More Message, Less Media: Bank Marketers Lean Into Owned and Earned Tactics

Published on April 15, 2025

Snapshot: Marketing leaders at banks and credit unions are rethinking where their dollars go in 2025, and it's clear that the focus is shifting. According to a Financial Brand survey, 42% of financial marketers say they’re increasing spend on content marketing and 41% on personalization. Meanwhile, interest in paid media is plateauing, with many respondents prioritizing owned and earned channels. A full 85% now say personalized content is more effective than paid ads.

Key shifts in bank marketing strategy:

  • Content marketing is taking the lead. 42% are increasing investment in content, particularly materials that can be tailored by persona, lifecycle stage, or geography.
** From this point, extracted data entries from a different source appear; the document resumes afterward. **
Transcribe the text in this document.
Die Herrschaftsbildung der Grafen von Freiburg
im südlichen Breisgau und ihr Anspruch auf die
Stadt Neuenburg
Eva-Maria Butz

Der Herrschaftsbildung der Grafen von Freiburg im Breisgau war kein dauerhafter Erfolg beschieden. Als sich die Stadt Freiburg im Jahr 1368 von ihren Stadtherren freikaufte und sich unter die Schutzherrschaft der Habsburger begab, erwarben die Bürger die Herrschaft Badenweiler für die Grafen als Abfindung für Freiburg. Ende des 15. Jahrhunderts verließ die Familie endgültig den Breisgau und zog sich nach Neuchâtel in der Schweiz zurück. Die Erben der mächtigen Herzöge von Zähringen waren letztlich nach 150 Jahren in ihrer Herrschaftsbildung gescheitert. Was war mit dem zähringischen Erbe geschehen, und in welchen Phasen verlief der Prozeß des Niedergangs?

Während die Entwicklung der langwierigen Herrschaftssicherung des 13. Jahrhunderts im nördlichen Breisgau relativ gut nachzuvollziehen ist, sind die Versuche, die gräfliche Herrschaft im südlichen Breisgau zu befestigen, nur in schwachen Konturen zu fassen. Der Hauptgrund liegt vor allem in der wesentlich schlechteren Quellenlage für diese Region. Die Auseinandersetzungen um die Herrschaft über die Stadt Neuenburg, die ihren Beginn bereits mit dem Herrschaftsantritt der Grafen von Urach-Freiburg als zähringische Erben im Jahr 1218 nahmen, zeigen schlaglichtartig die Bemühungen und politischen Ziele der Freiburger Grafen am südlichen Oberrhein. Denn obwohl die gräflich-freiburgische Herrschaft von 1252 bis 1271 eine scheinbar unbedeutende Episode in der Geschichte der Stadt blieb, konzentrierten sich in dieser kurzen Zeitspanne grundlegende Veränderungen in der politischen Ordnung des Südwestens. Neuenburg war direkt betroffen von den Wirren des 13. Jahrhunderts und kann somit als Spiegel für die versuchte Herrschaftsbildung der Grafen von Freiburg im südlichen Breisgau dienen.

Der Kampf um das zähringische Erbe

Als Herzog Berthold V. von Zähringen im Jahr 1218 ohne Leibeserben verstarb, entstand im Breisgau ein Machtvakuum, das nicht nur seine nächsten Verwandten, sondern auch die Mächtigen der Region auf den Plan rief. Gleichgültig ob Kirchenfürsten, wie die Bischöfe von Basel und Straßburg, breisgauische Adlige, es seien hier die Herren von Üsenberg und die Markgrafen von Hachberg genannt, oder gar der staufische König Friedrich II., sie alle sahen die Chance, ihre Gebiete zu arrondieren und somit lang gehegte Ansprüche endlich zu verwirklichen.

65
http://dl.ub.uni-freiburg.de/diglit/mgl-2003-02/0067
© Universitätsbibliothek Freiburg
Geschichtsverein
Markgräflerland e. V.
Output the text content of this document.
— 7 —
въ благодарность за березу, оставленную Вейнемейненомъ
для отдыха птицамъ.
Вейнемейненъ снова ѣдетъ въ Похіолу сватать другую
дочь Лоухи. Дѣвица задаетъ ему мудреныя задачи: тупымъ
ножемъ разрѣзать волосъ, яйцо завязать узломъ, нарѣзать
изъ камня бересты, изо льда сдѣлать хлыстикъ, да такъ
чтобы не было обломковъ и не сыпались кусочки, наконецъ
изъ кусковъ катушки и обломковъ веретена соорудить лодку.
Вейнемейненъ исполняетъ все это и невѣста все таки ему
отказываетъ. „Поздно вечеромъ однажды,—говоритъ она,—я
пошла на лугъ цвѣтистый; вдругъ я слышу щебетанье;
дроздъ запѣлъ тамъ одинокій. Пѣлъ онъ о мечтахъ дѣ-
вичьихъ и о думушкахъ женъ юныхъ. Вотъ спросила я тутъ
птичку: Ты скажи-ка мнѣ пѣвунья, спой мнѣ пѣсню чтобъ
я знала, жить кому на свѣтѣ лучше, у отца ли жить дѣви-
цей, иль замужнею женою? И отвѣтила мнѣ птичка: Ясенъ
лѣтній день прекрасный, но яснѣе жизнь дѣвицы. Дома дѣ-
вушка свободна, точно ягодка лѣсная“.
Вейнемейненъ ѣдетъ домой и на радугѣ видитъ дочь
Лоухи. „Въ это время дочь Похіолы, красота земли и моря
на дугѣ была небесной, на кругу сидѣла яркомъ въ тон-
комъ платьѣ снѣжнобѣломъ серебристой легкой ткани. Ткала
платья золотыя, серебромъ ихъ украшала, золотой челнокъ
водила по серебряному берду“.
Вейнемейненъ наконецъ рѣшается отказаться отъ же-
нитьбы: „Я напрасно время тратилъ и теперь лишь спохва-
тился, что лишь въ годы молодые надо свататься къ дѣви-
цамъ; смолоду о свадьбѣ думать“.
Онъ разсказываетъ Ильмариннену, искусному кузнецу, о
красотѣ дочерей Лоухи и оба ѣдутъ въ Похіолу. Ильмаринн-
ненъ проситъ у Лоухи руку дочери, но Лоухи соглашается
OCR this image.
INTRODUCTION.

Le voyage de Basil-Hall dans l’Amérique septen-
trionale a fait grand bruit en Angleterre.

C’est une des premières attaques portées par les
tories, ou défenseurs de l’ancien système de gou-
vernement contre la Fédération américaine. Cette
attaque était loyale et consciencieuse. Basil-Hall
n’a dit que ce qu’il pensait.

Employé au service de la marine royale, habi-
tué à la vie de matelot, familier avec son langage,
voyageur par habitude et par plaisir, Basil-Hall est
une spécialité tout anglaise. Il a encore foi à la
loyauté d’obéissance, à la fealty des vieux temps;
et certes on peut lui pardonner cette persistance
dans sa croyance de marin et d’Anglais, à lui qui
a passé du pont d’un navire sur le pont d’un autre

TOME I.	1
  • Personalization is non-negotiable. 41% of marketers say it’s a key focus, driven by changing consumer expectations and better access to data.

  • Owned media is ascendant. Teams are leaning into email, websites, and newsletters where they have more control and clearer attribution.

  • Paid media spending is slowing. Just 19% plan to increase spend on paid media, suggesting greater scrutiny on ROI and attribution.

  • In-house production is rising. More institutions are investing in internal creative and content teams to accelerate production and reduce vendor costs.

  • Video remains underutilized. Despite its power, only 9% plan to increase spend on video — possibly due to resource constraints or lack of strategy.

As one respondent put it, "We're done chasing eyeballs. It's time to focus on depth, not just reach."

Financial CMOs now face a balancing act: demonstrating brand differentiation and relevance while justifying every dollar spent. With performance pressure rising, many are betting that personalized content and first-party insights will offer more lasting value than the next media buy.